ISA Drivers

The following text is adapted from the commit message of the initial commit of the ISA bus driver authored by Rene Herman.

During the recent “isa drivers using platform devices” discussion it was pointed out that (ALSA) ISA drivers ran into the problem of not having the option to fail driver load (device registration rather) upon not finding their hardware due to a probe() error not being passed up through the driver model. In the course of that, I suggested a separate ISA bus might be best; Russell King agreed and suggested this bus could use the .match() method for the actual device discovery.

The attached does this. For this old non (generically) discoverable ISA hardware only the driver itself can do discovery so as a difference with the platform_bus, this isa_bus also distributes match() up to the driver.

As another difference: these devices only exist in the driver model due to the driver creating them because it might want to drive them, meaning that all device creation has been made internal as well.

The usage model this provides is nice, and has been acked from the ALSA side by Takashi Iwai and Jaroslav Kysela. The ALSA driver module_init’s now (for oldisa-only drivers) become:

static int __init alsa_card_foo_init(void)
{
        return isa_register_driver(&snd_foo_isa_driver, SNDRV_CARDS);
}

static void __exit alsa_card_foo_exit(void)
{
        isa_unregister_driver(&snd_foo_isa_driver);
}

Quite like the other bus models therefore. This removes a lot of duplicated init code from the ALSA ISA drivers.

The passed in isa_driver struct is the regular driver struct embedding a struct device_driver, the normal probe/remove/shutdown/suspend/resume callbacks, and as indicated that .match callback.

The “SNDRV_CARDS” you see being passed in is a “unsigned int ndev” parameter, indicating how many devices to create and call our methods with.

The platform_driver callbacks are called with a platform_device param; the isa_driver callbacks are being called with a struct device *dev, unsigned int id pair directly – with the device creation completely internal to the bus it’s much cleaner to not leak isa_dev’s by passing them in at all. The id is the only thing we ever want other then the struct device anyways, and it makes for nicer code in the callbacks as well.

With this additional .match() callback ISA drivers have all options. If ALSA would want to keep the old non-load behaviour, it could stick all of the old .probe in .match, which would only keep them registered after everything was found to be present and accounted for.

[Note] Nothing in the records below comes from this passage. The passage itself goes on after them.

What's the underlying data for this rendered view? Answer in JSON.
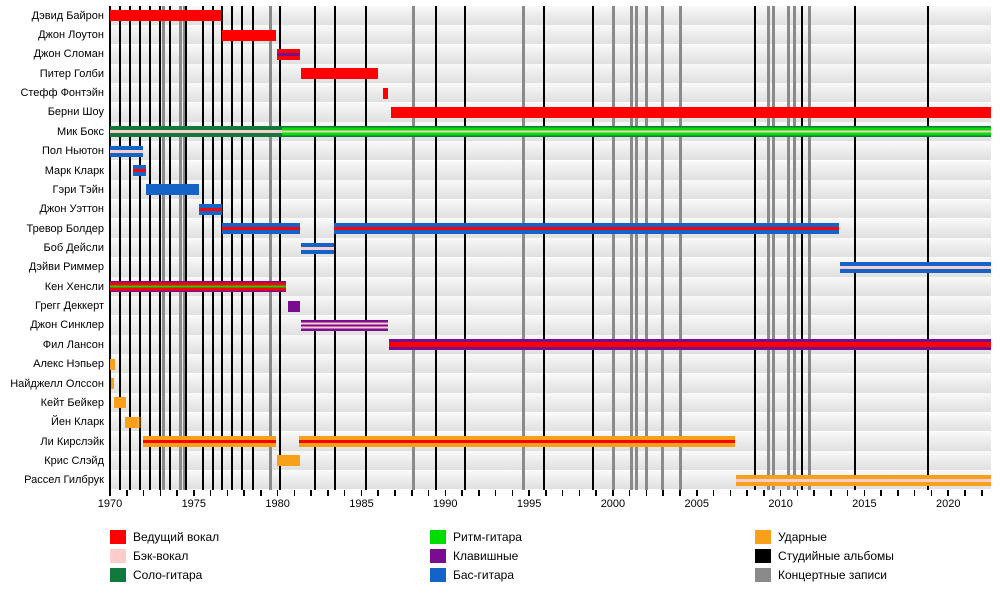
{
  "chart_data": {
    "type": "timeline",
    "description": "Band members timeline chart with studio albums and live recordings markers",
    "x_axis": {
      "min": 1970,
      "max": 2022.55,
      "minor_tick_interval": 1,
      "labeled_ticks": [
        1970,
        1975,
        1980,
        1985,
        1990,
        1995,
        2000,
        2005,
        2010,
        2015,
        2020
      ],
      "labels": [
        "1970",
        "1975",
        "1980",
        "1985",
        "1990",
        "1995",
        "2000",
        "2005",
        "2010",
        "2015",
        "2020"
      ]
    },
    "colors": {
      "lead_vocals": "#FF0000",
      "backing_vocals": "#FFCCCC",
      "lead_guitar": "#107A3D",
      "rhythm_guitar": "#00DD00",
      "keyboards": "#7A0D8F",
      "bass_guitar": "#1464C8",
      "drums": "#F9A01B",
      "studio_album_line": "#000000",
      "live_recording_line": "#8A8A8A"
    },
    "members": [
      {
        "name": "Дэвид Байрон",
        "bars": [
          {
            "start": 1970.0,
            "end": 1976.6,
            "stripes": [
              [
                "lead_vocals",
                1
              ]
            ]
          }
        ]
      },
      {
        "name": "Джон Лоутон",
        "bars": [
          {
            "start": 1976.7,
            "end": 1979.9,
            "stripes": [
              [
                "lead_vocals",
                1
              ]
            ]
          }
        ]
      },
      {
        "name": "Джон Сломан",
        "bars": [
          {
            "start": 1979.95,
            "end": 1981.35,
            "stripes": [
              [
                "lead_vocals",
                3.5
              ],
              [
                "keyboards",
                2.5
              ],
              [
                "lead_vocals",
                3.5
              ]
            ]
          }
        ]
      },
      {
        "name": "Питер Голби",
        "bars": [
          {
            "start": 1981.4,
            "end": 1986.0,
            "stripes": [
              [
                "lead_vocals",
                1
              ]
            ]
          }
        ]
      },
      {
        "name": "Стефф Фонтэйн",
        "bars": [
          {
            "start": 1986.3,
            "end": 1986.6,
            "stripes": [
              [
                "lead_vocals",
                1
              ]
            ]
          }
        ]
      },
      {
        "name": "Берни Шоу",
        "bars": [
          {
            "start": 1986.75,
            "end": 2022.55,
            "stripes": [
              [
                "lead_vocals",
                1
              ]
            ]
          }
        ]
      },
      {
        "name": "Мик Бокс",
        "bars": [
          {
            "start": 1970.0,
            "end": 1980.25,
            "stripes": [
              [
                "lead_guitar",
                3.5
              ],
              [
                "backing_vocals",
                3
              ],
              [
                "lead_guitar",
                3.5
              ]
            ]
          },
          {
            "start": 1980.25,
            "end": 2022.55,
            "stripes": [
              [
                "lead_guitar",
                1.3
              ],
              [
                "rhythm_guitar",
                2.7
              ],
              [
                "backing_vocals",
                2
              ],
              [
                "rhythm_guitar",
                2.7
              ],
              [
                "lead_guitar",
                1.3
              ]
            ]
          }
        ]
      },
      {
        "name": "Пол Ньютон",
        "bars": [
          {
            "start": 1970.0,
            "end": 1971.95,
            "stripes": [
              [
                "bass_guitar",
                3
              ],
              [
                "backing_vocals",
                2.6
              ],
              [
                "bass_guitar",
                3
              ]
            ]
          }
        ]
      },
      {
        "name": "Марк Кларк",
        "bars": [
          {
            "start": 1971.35,
            "end": 1972.15,
            "stripes": [
              [
                "bass_guitar",
                3
              ],
              [
                "lead_vocals",
                2.6
              ],
              [
                "bass_guitar",
                3
              ]
            ]
          }
        ]
      },
      {
        "name": "Гэри Тэйн",
        "bars": [
          {
            "start": 1972.15,
            "end": 1975.3,
            "stripes": [
              [
                "bass_guitar",
                1
              ]
            ]
          }
        ]
      },
      {
        "name": "Джон Уэттон",
        "bars": [
          {
            "start": 1975.3,
            "end": 1976.7,
            "stripes": [
              [
                "bass_guitar",
                3
              ],
              [
                "lead_vocals",
                2.6
              ],
              [
                "bass_guitar",
                3
              ]
            ]
          }
        ]
      },
      {
        "name": "Тревор Болдер",
        "bars": [
          {
            "start": 1976.7,
            "end": 1981.35,
            "stripes": [
              [
                "bass_guitar",
                3
              ],
              [
                "lead_vocals",
                2.6
              ],
              [
                "bass_guitar",
                3
              ]
            ]
          },
          {
            "start": 1983.35,
            "end": 2013.5,
            "stripes": [
              [
                "bass_guitar",
                3
              ],
              [
                "lead_vocals",
                2.6
              ],
              [
                "bass_guitar",
                3
              ]
            ]
          }
        ]
      },
      {
        "name": "Боб Дейсли",
        "bars": [
          {
            "start": 1981.4,
            "end": 1983.35,
            "stripes": [
              [
                "bass_guitar",
                3
              ],
              [
                "backing_vocals",
                2.6
              ],
              [
                "bass_guitar",
                3
              ]
            ]
          }
        ]
      },
      {
        "name": "Дэйви Риммер",
        "bars": [
          {
            "start": 2013.55,
            "end": 2022.55,
            "stripes": [
              [
                "bass_guitar",
                3
              ],
              [
                "backing_vocals",
                2.6
              ],
              [
                "bass_guitar",
                3
              ]
            ]
          }
        ]
      },
      {
        "name": "Кен Хенсли",
        "bars": [
          {
            "start": 1970.0,
            "end": 1980.5,
            "stripes": [
              [
                "keyboards",
                1.4
              ],
              [
                "lead_vocals",
                2.7
              ],
              [
                "rhythm_guitar",
                2.2
              ],
              [
                "lead_vocals",
                2.7
              ],
              [
                "keyboards",
                1.4
              ]
            ]
          }
        ]
      },
      {
        "name": "Грегг Деккерт",
        "bars": [
          {
            "start": 1980.6,
            "end": 1981.35,
            "stripes": [
              [
                "keyboards",
                1
              ]
            ]
          }
        ]
      },
      {
        "name": "Джон Синклер",
        "bars": [
          {
            "start": 1981.4,
            "end": 1986.6,
            "stripes": [
              [
                "keyboards",
                2
              ],
              [
                "backing_vocals",
                2
              ],
              [
                "keyboards",
                1.6
              ],
              [
                "backing_vocals",
                2
              ],
              [
                "keyboards",
                2
              ]
            ]
          }
        ]
      },
      {
        "name": "Фил Лансон",
        "bars": [
          {
            "start": 1986.65,
            "end": 2022.55,
            "stripes": [
              [
                "keyboards",
                2.5
              ],
              [
                "lead_vocals",
                5
              ],
              [
                "keyboards",
                2.5
              ]
            ]
          }
        ]
      },
      {
        "name": "Алекс Нэпьер",
        "bars": [
          {
            "start": 1970.0,
            "end": 1970.3,
            "stripes": [
              [
                "drums",
                1
              ]
            ]
          }
        ]
      },
      {
        "name": "Найджелл Олссон",
        "bars": [
          {
            "start": 1970.05,
            "end": 1970.22,
            "stripes": [
              [
                "drums",
                1
              ]
            ]
          }
        ]
      },
      {
        "name": "Кейт Бейкер",
        "bars": [
          {
            "start": 1970.25,
            "end": 1970.95,
            "stripes": [
              [
                "drums",
                1
              ]
            ]
          }
        ]
      },
      {
        "name": "Йен Кларк",
        "bars": [
          {
            "start": 1970.9,
            "end": 1971.95,
            "stripes": [
              [
                "drums",
                1
              ]
            ],
            "fade_right": true
          }
        ]
      },
      {
        "name": "Ли Кирслэйк",
        "bars": [
          {
            "start": 1971.95,
            "end": 1979.9,
            "stripes": [
              [
                "drums",
                3
              ],
              [
                "lead_vocals",
                2.6
              ],
              [
                "drums",
                3
              ]
            ]
          },
          {
            "start": 1981.3,
            "end": 2007.3,
            "stripes": [
              [
                "drums",
                3
              ],
              [
                "lead_vocals",
                2.6
              ],
              [
                "drums",
                3
              ]
            ]
          }
        ]
      },
      {
        "name": "Крис Слэйд",
        "bars": [
          {
            "start": 1979.95,
            "end": 1981.35,
            "stripes": [
              [
                "drums",
                1
              ]
            ]
          }
        ]
      },
      {
        "name": "Рассел Гилбрук",
        "bars": [
          {
            "start": 2007.35,
            "end": 2022.55,
            "stripes": [
              [
                "drums",
                3
              ],
              [
                "backing_vocals",
                2.6
              ],
              [
                "drums",
                3
              ]
            ]
          }
        ]
      }
    ],
    "studio_albums": [
      1970.6,
      1971.2,
      1971.8,
      1972.4,
      1973.0,
      1973.6,
      1974.55,
      1975.55,
      1976.15,
      1976.7,
      1977.3,
      1977.9,
      1978.5,
      1980.15,
      1982.25,
      1983.45,
      1985.25,
      1989.45,
      1991.2,
      1995.9,
      1998.8,
      2008.5,
      2011.3,
      2014.45,
      2018.8
    ],
    "live_recordings": [
      1973.2,
      1974.2,
      1974.42,
      1979.55,
      1988.1,
      1994.65,
      2000.05,
      2001.1,
      2001.4,
      2002.0,
      2002.95,
      2004.05,
      2009.3,
      2009.6,
      2010.45,
      2010.8,
      2011.7
    ],
    "legend": [
      {
        "label": "Ведущий вокал",
        "color_key": "lead_vocals"
      },
      {
        "label": "Бэк-вокал",
        "color_key": "backing_vocals"
      },
      {
        "label": "Соло-гитара",
        "color_key": "lead_guitar"
      },
      {
        "label": "Ритм-гитара",
        "color_key": "rhythm_guitar"
      },
      {
        "label": "Клавишные",
        "color_key": "keyboards"
      },
      {
        "label": "Бас-гитара",
        "color_key": "bass_guitar"
      },
      {
        "label": "Ударные",
        "color_key": "drums"
      },
      {
        "label": "Студийные альбомы",
        "color_key": "studio_album_line"
      },
      {
        "label": "Концертные записи",
        "color_key": "live_recording_line"
      }
    ],
    "legend_position": "bottom",
    "grid": "vertical album/recording lines, zebra row bands"
  }
}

If it wanted the behaviour of always loading as it inadvertently did for a bit after the changeover to platform devices, it could just not provide a .match() and do everything in .probe() as before.

If it, as Takashi Iwai already suggested earlier as a way of following the model from saner buses more closely, wants to load when a later bind could conceivably succeed, it could use .match() for the prerequisites (such as checking the user wants the card enabled and that port/irq/dma values have been passed in) and .probe() for everything else. This is the nicest model.

To the code…

This exports only two functions; isa_{,un}register_driver().

isa_register_driver() register’s the struct device_driver, and then loops over the passed in ndev creating devices and registering them. This causes the bus match method to be called for them, which is:

int isa_bus_match(struct device *dev, struct device_driver *driver)
{
        struct isa_driver *isa_driver = to_isa_driver(driver);

        if (dev->platform_data == isa_driver) {
                if (!isa_driver->match ||
                        isa_driver->match(dev, to_isa_dev(dev)->id))
                        return 1;
                dev->platform_data = NULL;
        }
        return 0;
}

The first thing this does is check if this device is in fact one of this driver’s devices by seeing if the device’s platform_data pointer is set to this driver. Platform devices compare strings, but we don’t need to do that with everything being internal, so isa_register_driver() abuses dev->platform_data as a isa_driver pointer which we can then check here. I believe platform_data is available for this, but if rather not, moving the isa_driver pointer to the private struct isa_dev is ofcourse fine as well.

Then, if the driver did not provide a .match, it matches. If it did, the driver match() method is called to determine a match.

If it did not match, dev->platform_data is reset to indicate this to isa_register_driver which can then unregister the device again.

If during all this, there’s any error, or no devices matched at all everything is backed out again and the error, or -ENODEV, is returned.

isa_unregister_driver() just unregisters the matched devices and the driver itself.

module_isa_driver is a helper macro for ISA drivers which do not do anything special in module init/exit. This eliminates a lot of boilerplate code. Each module may only use this macro once, and calling it replaces module_init and module_exit.

max_num_isa_dev is a macro to determine the maximum possible number of ISA devices which may be registered in the I/O port address space given the address extent of the ISA devices.